Back to skill
Skillv1.0.0
ClawScan security
Iblai Openclaw Router · ClawHub's context-aware review of the artifact, metadata, and declared behavior.
Scanner verdict
ReviewFeb 20, 2026, 8:09 AM
- Verdict
- Review
- Confidence
- medium
- Model
- gpt-5-mini
- Summary
- The skill largely does what it says (a local routing proxy) but the package metadata, install behavior, and secret handling are inconsistent and risky — review before installing.
- Guidance
- This package implements a local proxy and will install a systemd service and modify your OpenClaw config. Before installing: 1) Inspect server.js and config.json yourself to confirm behavior and upstream URLs. 2) Edit scripts/install.sh to avoid auto-extracting your API key (the script greps ~/.openclaw/agents/main/agent/auth-profiles.json) — do not allow the installer to embed secrets into /etc/systemd/system/*.service. Prefer using an EnvironmentFile with restricted permissions or systemd secret mechanisms, or export ANTHROPIC_API_KEY at runtime instead. 3) Back up ~/.openclaw/openclaw.json and test registration manually rather than letting the installer modify it automatically. 4) If you must run it, run in an isolated environment (container or VM) first and verify that the router only forwards to your configured LLM provider. 5) After install, check /etc/systemd/system/iblai-router.service for embedded secrets and remove/rotate any secret that was written there.
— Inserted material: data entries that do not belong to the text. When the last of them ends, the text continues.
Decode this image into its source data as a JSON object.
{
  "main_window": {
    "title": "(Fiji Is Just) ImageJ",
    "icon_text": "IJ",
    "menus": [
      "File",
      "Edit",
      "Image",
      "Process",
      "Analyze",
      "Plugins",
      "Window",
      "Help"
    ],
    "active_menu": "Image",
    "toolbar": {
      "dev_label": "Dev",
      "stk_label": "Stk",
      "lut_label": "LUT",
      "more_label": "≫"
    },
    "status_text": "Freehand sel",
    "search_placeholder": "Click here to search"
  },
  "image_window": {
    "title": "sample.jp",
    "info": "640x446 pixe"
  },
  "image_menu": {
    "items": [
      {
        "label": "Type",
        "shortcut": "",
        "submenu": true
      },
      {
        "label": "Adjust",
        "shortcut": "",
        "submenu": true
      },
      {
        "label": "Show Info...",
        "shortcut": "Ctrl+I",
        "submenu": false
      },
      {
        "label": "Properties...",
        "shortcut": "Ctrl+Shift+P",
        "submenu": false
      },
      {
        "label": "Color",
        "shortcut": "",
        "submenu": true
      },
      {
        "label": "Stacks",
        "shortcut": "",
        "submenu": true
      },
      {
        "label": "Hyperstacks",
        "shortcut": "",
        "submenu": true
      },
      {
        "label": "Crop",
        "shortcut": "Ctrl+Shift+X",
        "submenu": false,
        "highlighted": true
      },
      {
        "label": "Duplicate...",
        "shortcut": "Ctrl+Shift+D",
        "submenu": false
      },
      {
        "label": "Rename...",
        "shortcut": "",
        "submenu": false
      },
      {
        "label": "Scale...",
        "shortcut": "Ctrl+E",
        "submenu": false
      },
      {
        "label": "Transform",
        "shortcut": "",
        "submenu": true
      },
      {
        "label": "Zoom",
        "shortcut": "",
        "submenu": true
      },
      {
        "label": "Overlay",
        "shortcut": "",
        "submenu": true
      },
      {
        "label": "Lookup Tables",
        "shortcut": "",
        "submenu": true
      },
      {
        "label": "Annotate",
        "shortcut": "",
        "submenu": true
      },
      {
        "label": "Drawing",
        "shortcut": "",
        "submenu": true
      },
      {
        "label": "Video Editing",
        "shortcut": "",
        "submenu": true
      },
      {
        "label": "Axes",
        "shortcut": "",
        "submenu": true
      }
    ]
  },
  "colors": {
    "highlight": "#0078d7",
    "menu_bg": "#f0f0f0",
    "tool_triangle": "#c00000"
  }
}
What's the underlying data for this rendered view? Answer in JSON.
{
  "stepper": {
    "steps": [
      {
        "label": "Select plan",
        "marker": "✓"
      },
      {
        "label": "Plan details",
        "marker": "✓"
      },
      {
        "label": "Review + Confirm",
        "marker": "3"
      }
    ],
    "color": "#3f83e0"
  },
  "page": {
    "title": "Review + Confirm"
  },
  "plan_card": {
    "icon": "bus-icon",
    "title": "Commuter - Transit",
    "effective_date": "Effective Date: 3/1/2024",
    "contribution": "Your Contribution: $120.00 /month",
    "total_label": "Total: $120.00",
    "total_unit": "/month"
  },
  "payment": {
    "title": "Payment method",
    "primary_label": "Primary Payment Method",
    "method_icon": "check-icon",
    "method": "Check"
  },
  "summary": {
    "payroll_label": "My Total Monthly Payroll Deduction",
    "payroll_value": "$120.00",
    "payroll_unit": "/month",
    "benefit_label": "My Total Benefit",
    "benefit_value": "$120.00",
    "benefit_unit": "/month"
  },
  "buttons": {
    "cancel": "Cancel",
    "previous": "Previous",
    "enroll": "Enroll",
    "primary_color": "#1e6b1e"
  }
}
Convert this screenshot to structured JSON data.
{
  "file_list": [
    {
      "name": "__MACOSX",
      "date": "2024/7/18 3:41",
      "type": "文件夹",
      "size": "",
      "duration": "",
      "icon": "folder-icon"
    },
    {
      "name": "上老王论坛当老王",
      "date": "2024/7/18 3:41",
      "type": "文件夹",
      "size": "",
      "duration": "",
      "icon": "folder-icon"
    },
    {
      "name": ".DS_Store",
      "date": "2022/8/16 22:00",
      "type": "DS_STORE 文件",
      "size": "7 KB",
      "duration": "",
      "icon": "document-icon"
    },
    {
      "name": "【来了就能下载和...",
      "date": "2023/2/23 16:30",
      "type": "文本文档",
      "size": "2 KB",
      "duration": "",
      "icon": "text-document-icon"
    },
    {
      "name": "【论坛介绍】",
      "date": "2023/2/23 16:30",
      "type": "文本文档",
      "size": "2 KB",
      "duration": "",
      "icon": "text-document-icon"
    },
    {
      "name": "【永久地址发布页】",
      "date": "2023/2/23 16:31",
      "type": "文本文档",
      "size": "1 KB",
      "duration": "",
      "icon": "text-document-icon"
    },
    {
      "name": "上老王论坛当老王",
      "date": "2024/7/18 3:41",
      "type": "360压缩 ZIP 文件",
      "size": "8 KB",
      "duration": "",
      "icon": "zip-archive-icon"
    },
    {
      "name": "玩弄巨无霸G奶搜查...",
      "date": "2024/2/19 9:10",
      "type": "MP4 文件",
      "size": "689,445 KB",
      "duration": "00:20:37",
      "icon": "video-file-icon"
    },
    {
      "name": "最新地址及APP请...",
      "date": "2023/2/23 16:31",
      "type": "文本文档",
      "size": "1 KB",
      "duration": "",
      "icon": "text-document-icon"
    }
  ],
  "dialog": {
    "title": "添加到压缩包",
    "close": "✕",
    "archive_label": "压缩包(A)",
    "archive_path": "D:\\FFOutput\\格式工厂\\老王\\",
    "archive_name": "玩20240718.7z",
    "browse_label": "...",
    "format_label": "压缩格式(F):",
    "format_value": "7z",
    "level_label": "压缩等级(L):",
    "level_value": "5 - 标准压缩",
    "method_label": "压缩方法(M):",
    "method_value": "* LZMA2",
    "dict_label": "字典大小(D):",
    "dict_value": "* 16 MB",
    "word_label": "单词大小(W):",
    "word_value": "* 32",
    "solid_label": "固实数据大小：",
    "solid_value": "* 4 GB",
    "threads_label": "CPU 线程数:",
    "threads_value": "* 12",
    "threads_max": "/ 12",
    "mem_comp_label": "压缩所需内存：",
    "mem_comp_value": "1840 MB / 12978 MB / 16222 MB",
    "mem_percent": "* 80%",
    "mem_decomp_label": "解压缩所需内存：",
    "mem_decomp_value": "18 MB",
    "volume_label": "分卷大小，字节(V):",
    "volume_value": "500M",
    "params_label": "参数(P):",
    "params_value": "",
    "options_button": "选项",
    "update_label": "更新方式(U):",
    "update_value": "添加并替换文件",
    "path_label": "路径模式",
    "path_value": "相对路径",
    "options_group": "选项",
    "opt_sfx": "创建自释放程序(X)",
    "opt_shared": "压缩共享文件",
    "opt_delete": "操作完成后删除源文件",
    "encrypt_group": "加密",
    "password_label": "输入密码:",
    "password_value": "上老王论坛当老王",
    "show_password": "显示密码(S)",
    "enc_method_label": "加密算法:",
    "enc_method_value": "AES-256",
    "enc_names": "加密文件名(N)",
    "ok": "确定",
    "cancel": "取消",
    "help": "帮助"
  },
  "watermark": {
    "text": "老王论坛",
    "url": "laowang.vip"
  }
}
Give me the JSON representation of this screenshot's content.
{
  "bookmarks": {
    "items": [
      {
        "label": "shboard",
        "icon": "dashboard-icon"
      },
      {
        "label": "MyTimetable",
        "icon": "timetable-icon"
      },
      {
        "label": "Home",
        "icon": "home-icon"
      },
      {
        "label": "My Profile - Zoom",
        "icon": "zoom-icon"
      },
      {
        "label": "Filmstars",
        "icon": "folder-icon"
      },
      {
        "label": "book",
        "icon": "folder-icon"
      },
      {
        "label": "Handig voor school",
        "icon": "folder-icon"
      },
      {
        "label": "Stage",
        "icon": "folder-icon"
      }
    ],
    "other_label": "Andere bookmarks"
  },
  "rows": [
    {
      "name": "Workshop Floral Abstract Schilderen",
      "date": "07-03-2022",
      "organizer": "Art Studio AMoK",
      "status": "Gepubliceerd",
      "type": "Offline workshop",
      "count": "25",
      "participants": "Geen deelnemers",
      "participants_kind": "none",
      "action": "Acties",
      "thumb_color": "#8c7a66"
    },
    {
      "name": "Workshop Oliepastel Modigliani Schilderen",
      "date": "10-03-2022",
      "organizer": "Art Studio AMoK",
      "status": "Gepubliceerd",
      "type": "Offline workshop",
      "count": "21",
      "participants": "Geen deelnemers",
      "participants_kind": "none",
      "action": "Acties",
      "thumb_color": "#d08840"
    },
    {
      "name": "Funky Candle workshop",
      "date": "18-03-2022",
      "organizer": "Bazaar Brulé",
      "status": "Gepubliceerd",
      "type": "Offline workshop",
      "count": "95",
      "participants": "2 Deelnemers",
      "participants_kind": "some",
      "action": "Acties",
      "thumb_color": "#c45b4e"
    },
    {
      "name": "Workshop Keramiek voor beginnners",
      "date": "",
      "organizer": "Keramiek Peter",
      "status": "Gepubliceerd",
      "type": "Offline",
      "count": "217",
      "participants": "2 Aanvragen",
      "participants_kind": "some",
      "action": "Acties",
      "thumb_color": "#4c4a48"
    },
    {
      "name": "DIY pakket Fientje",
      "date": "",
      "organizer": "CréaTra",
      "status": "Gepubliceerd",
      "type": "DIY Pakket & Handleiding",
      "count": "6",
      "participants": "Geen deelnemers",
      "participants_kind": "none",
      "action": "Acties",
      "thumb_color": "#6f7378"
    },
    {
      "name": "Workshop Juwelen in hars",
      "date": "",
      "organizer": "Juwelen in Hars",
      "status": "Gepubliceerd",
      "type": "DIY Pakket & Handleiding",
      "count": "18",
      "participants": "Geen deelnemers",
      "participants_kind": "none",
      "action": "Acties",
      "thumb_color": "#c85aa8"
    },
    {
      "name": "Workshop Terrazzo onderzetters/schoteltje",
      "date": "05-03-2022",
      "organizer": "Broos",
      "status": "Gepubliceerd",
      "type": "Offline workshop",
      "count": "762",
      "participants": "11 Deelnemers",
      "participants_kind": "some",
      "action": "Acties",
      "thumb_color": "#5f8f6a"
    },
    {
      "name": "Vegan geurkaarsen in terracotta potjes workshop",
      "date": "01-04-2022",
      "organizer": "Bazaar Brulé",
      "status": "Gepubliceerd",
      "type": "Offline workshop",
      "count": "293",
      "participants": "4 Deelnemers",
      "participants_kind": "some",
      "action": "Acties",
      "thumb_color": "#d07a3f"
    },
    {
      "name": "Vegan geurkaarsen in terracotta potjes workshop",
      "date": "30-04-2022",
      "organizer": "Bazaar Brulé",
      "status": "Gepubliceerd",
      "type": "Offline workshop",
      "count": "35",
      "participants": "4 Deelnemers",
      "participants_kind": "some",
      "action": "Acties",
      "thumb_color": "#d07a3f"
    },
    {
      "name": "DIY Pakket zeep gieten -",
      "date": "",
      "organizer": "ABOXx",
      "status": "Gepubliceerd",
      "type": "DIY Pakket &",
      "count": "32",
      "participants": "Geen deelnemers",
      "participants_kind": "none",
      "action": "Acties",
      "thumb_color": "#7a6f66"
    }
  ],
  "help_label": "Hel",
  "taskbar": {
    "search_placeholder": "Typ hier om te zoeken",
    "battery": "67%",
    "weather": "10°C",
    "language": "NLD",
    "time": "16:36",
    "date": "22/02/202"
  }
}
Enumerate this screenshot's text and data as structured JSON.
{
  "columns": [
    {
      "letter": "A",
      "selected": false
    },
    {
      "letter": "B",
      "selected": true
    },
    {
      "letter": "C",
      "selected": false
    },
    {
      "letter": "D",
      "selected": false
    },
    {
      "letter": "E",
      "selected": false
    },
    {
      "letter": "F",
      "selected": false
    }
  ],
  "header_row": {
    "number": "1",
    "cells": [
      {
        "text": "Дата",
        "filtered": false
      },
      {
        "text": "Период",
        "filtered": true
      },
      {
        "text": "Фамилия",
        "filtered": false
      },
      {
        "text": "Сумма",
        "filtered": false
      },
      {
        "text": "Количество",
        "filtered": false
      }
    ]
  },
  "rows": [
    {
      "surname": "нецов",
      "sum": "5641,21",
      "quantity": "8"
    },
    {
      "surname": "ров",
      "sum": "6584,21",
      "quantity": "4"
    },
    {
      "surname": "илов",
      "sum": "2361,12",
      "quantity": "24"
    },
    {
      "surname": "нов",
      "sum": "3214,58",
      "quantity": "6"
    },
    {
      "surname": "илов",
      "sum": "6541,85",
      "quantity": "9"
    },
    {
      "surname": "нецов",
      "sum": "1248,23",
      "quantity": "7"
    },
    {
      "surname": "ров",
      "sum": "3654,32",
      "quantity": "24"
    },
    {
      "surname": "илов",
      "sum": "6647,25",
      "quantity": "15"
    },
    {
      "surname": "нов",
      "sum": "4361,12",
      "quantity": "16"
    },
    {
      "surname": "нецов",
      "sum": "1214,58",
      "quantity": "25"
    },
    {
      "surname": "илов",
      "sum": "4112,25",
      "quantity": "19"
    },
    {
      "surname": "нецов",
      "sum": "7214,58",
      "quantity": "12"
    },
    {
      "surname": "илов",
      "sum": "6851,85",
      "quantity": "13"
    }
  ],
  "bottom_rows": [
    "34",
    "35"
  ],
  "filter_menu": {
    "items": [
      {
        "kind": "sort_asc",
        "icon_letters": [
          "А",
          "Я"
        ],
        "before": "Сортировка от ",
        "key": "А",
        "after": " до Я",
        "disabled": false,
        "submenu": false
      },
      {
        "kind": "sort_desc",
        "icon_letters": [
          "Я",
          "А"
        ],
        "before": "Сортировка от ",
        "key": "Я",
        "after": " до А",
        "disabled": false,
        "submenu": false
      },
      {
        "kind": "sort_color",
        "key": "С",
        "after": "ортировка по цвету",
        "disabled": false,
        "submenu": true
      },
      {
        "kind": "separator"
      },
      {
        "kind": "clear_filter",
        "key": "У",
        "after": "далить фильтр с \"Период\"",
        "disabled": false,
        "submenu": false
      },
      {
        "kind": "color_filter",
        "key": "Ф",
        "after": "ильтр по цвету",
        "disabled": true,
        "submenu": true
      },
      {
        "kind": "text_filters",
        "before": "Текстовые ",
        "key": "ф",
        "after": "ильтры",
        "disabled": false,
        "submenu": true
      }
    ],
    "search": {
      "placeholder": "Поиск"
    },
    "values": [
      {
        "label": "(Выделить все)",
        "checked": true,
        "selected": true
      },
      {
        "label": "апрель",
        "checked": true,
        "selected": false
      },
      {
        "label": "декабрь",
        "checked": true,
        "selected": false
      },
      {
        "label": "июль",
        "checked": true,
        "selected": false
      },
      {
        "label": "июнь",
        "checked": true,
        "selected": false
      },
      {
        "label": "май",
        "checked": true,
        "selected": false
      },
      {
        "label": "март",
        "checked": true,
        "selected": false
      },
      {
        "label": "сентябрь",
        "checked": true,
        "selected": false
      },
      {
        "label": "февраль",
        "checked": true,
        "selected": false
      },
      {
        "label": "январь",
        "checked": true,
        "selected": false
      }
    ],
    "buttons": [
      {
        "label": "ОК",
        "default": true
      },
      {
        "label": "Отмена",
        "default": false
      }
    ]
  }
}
The inconsistencies (metadata claiming no env vars / instruction-only vs included code that needs a key and writes configs) are likely sloppy engineering but could expose secrets if installed without care.
Review Dimensions
- Purpose & Capability
- concernThe code and README implement a local Anthropic/OpenRouter proxy which matches the stated purpose. However the registry metadata declared 'no required env vars' and 'instruction-only' while the package includes server.js and install scripts that require an ANTHROPIC_API_KEY and create a systemd service — an incoherence between claims and actual requirements.
- Instruction Scope
- concernSKILL.md and README instruct running scripts that will copy files to ~/.openclaw/workspace/router, create/enable a systemd service, and modify ~/.openclaw/openclaw.json to register the provider. The installer also attempts to auto-detect an Anthropic key by grepping ~/.openclaw/agents/main/agent/auth-profiles.json. Reading/writing other agent config and extracting API keys is outside a purely 'instruction-only' description and broadens scope.
- Install Mechanism
- concernInstall is local (no external downloads) and just copies files and creates a systemd unit. That itself is reasonable for a local proxy, but the installer writes the detected Anthropic API key directly into the systemd unit (Environment=ANTHROPIC_API_KEY=...). Embedding secrets into unit files can expose them to other users/processes and is poor secret management.
- Credentials
- concernThe package metadata declares no required env vars, but server.js requires ANTHROPIC_API_KEY and the install script actively searches for the user's Anthropic key and places it into the unit file. The README also suggests configuring 'apiKey passthrough' in OpenClaw, but the router ignores incoming x-api-key and uses the environment key — this mismatch is confusing and potentially leads to unexpected key usage/exposure.
- Persistence & Privilege
- noteThe installer creates a persistent systemd service (Restart=always) and registers a model provider in OpenClaw config. Persistent local services and config changes are expected for this functionality, but combined with the secret-handling behavior above this persistence increases the blast radius if misconfigured.